Cette maladie, désignée sous le nom de toux de chenil, est une affection respiratoire contagieuse, caractérisée par une toux pouvant durer jusqu'à plusieurs semaines. Ce syndrome est dû à l'action d'un ensemble de micro-organismes (bactéries et virus). On le rencontre essentiellement dans des effectifs où sont rassemblés des chiens de diverses origines, mais parfois chez des animaux isolés, à la suite d'une exposition canine, par exemple. La principale bactérie responsable est Bordetella bronchiseptica. Elle intervient souvent parallèlement à une infection virale. L'état général du chien n'est pas dégradé : l'animal présente, après environ trois jours d'incubation, de la toux ainsi qu'un jetage nasal d'aspect plus ou moins purulent. Différents virus peuvent également être responsables d'une partie des symptômes. Le virus Parainfluenza est susceptible de provoquer une légère inflammation de la région rhinopharyngée, de même qu'une toux durant quelques jours. Ce virus est très contagieux. La maladie est alors transmissible aux chiens de l'entourage. Enfin, des mycoplasmes pourraient majorer l'action des autres micro-organismes, sans pour autant être responsables de l'apparition des symptômes lorsqu'ils agissent seuls.
La forme clinique la plus fréquente de la toux de chenil est une forme simple, caractérisée par une trachéo-bronchite. Cette dernière se traduit par une toux sèche, forte, quinteuse, non productive et persistante. Ces symptômes peuvent disparaître en moins d'une semaine ou persister quelques semaines dans les formes les plus graves. Sont souvent associées à cette toux des inflammations des conjonctives, des sinus, des amygdales et du pharynx. Mais la plupart du temps, l'état général du chien n'est pas affecté.
Plus rarement, des chiens dont les défenses immunitaires sont diminuées sont susceptibles de développer une forme plus grave, se traduisant par l'apparition d'une pneumonie, associée à une atteinte de l'état général (abattement, anorexie, fièvre...). L'évolution est relativement longue sur quelques semaines.
Diagnostic et traitement
Le diagnostic est plus aisé à établir au sein d'un effectif que sur un animal isolé. On pense notamment à un syndrome toux de chenil lorsqu'on est en présence d'une toux contagieuse, correspondant à la description précitée. Le diagnostic de laboratoire peut alors être utilisé dans le but de mettre en évidence les agents responsables, et par là même de pouvoir adapter au mieux le traitement. Il est possible de prélever un échantillon de sécrétions nasales afin d'y rechercher des virus et des bactéries. Par contre, lorsque l'on rencontre un cas isolé, il faut rechercher la présence éventuelle d'autres affections susceptibles d'entraîner les mêmes symptômes, avant de conclure à un syndrome toux de chenil.

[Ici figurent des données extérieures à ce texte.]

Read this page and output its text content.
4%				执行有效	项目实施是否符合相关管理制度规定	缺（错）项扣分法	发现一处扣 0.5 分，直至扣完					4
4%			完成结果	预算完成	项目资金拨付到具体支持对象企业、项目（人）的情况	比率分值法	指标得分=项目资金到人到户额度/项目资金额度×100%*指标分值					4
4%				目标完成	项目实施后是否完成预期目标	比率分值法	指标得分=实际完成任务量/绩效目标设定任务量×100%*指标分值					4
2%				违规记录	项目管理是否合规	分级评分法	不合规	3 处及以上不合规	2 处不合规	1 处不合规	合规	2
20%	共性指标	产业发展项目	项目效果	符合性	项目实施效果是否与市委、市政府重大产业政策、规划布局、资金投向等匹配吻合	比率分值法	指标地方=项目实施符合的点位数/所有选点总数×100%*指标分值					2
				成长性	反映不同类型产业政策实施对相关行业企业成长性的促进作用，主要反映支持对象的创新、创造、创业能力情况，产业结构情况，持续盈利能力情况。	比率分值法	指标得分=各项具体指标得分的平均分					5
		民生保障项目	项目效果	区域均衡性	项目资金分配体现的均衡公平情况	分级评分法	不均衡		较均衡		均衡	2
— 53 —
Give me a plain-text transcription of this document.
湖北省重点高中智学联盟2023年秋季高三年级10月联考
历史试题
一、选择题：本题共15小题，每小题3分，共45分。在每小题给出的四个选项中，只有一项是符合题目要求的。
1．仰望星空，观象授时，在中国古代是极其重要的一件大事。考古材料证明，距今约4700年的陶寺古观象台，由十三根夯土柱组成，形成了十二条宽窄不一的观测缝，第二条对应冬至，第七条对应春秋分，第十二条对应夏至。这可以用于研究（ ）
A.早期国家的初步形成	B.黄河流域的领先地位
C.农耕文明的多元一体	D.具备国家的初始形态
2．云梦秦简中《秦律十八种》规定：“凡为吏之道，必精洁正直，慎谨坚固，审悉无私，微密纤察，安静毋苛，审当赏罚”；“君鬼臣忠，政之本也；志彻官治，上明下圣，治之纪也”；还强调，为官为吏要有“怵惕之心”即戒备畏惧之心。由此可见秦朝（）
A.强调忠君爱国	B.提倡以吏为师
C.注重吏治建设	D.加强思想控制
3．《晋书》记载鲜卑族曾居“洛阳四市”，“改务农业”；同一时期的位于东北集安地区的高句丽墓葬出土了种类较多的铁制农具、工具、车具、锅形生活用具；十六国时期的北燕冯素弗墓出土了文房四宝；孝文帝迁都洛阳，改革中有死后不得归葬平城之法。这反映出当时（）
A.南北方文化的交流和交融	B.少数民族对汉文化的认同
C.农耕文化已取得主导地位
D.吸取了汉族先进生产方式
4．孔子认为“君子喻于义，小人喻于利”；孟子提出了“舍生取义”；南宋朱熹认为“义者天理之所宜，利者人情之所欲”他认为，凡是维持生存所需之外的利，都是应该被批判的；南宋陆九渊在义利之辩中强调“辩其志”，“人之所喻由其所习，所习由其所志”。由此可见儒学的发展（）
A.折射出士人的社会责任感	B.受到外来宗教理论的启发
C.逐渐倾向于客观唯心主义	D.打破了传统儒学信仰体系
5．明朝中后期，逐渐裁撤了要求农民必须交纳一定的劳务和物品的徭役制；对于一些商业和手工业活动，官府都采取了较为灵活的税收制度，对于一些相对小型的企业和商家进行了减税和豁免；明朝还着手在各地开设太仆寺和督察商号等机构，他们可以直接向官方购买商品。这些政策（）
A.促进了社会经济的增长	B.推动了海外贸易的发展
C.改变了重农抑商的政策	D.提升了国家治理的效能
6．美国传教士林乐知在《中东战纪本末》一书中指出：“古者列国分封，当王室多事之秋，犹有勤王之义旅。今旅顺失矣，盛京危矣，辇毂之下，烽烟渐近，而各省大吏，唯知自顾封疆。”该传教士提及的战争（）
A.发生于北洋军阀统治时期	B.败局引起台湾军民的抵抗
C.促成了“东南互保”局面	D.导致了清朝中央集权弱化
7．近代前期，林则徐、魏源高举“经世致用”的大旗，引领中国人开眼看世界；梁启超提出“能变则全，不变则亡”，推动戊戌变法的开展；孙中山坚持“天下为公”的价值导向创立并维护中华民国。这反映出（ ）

Le recours aux examens de laboratoire n'a alors qu'un intérêt limité pour la mise en oeuvre d'un traitement. Le traitement médical fait appel à une antibiothérapie sous forme d'aérosols, seule efficace. Si l'on agit moins de 48 heures après l'apparition des premiers symptômes, on peut envisager l'injection de sérums dirigés contre les principaux agents responsables du syndrome. Pour améliorer le confort du chien, on fait également appel aux antitussifs. La mise en place de mesures prophylactiques limite le risque d'apparition de ce syndrome. L'organisation des locaux joue d'ailleurs un grand rôle dans ce domaine ; les chiens doivent disposer d'une aire extérieure et d'un local dont la température est globalement constante. La désinfection des locaux doit en outre être facile. Les mesures de quarantaine permettent de surveiller l'état de santé des animaux que l'on souhaite introduire au sein de l'effectif, et il est envisageable d'instaurer des mesures vaccinales. Différents vaccins existent, mais leur efficacité est relativement variable.